Moi aussi.
Deux mots simples qui ont initié l’un des plus grands mouvements de libération de ce début de siècle. Ce «Moi aussi» qui nous raccorde à d’autres «Moi aussi». Ce «Moi aussi» qui nous rappelle que le 5 avril 1971, 343 femmes ont déclaré dans le Nouvel Observateur avoir avorté dans la clandestinité, elles aussi, au péril de leur vie.
Quatre ans plus tard, la loi Veil dépénalisant l’avortement était adoptée.

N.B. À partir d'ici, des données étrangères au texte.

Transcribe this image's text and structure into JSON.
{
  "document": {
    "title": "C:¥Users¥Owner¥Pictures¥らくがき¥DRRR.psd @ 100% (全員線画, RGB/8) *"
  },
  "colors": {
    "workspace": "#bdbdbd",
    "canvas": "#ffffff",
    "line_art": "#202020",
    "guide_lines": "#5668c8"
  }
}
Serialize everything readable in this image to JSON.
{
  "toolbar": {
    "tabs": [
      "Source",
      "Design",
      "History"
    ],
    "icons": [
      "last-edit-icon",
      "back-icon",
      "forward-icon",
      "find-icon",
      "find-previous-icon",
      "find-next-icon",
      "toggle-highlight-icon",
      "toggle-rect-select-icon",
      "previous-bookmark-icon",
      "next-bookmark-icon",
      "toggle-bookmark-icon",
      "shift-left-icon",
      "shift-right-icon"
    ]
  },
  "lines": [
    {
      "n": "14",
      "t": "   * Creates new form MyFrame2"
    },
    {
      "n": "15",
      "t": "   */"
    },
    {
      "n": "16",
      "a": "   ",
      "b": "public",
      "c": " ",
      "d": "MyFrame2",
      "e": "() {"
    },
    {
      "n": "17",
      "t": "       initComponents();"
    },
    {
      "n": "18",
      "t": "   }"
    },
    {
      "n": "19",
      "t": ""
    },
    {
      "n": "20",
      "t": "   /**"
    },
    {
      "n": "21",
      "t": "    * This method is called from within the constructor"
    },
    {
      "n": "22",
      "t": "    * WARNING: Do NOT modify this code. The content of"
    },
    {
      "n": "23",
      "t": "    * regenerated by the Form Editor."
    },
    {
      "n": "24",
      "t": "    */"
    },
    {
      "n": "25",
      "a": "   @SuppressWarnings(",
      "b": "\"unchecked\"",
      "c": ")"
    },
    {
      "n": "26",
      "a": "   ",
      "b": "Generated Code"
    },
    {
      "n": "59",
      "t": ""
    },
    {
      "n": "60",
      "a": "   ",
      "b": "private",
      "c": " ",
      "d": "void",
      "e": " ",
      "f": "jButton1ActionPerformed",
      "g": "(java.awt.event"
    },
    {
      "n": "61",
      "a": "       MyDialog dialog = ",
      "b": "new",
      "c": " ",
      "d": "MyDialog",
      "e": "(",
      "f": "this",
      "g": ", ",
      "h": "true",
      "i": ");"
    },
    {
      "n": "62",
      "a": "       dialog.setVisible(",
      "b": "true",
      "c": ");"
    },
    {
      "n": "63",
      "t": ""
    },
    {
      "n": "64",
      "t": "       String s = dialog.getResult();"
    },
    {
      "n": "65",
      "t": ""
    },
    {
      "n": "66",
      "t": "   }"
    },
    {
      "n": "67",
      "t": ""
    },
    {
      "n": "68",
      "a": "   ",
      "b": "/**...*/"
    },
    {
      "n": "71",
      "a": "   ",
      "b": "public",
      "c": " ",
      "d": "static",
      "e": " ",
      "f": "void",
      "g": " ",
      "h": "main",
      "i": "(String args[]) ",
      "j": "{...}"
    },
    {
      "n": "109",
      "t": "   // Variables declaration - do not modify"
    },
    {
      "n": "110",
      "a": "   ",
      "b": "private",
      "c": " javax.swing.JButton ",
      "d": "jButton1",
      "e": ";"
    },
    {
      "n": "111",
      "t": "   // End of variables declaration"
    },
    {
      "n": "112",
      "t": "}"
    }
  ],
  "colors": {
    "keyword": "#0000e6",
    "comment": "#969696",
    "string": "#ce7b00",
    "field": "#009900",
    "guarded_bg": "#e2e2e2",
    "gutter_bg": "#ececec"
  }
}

Grâce au combat de toutes ces femmes, j’ai eu la «chance» d’avorter légalement. Tout était censé se passer dans les meilleures conditions possibles. C’était il y a plus de trente ans, un jour de novembre 1992. Une amie m’avait accompagnée, je crois, nous avions pris le train tôt en gare de Saint-Etienne. J’avais refusé que mon amoureux de l’époque soit présent, pour moi c’était une affaire de femmes, exclusivement. Manque de pot, le médecin qui m’a reçue à l’hôpital de l’Hôtel-Dieu, ce jour-là, était un homme. Originaire du Maghreb, comme moi.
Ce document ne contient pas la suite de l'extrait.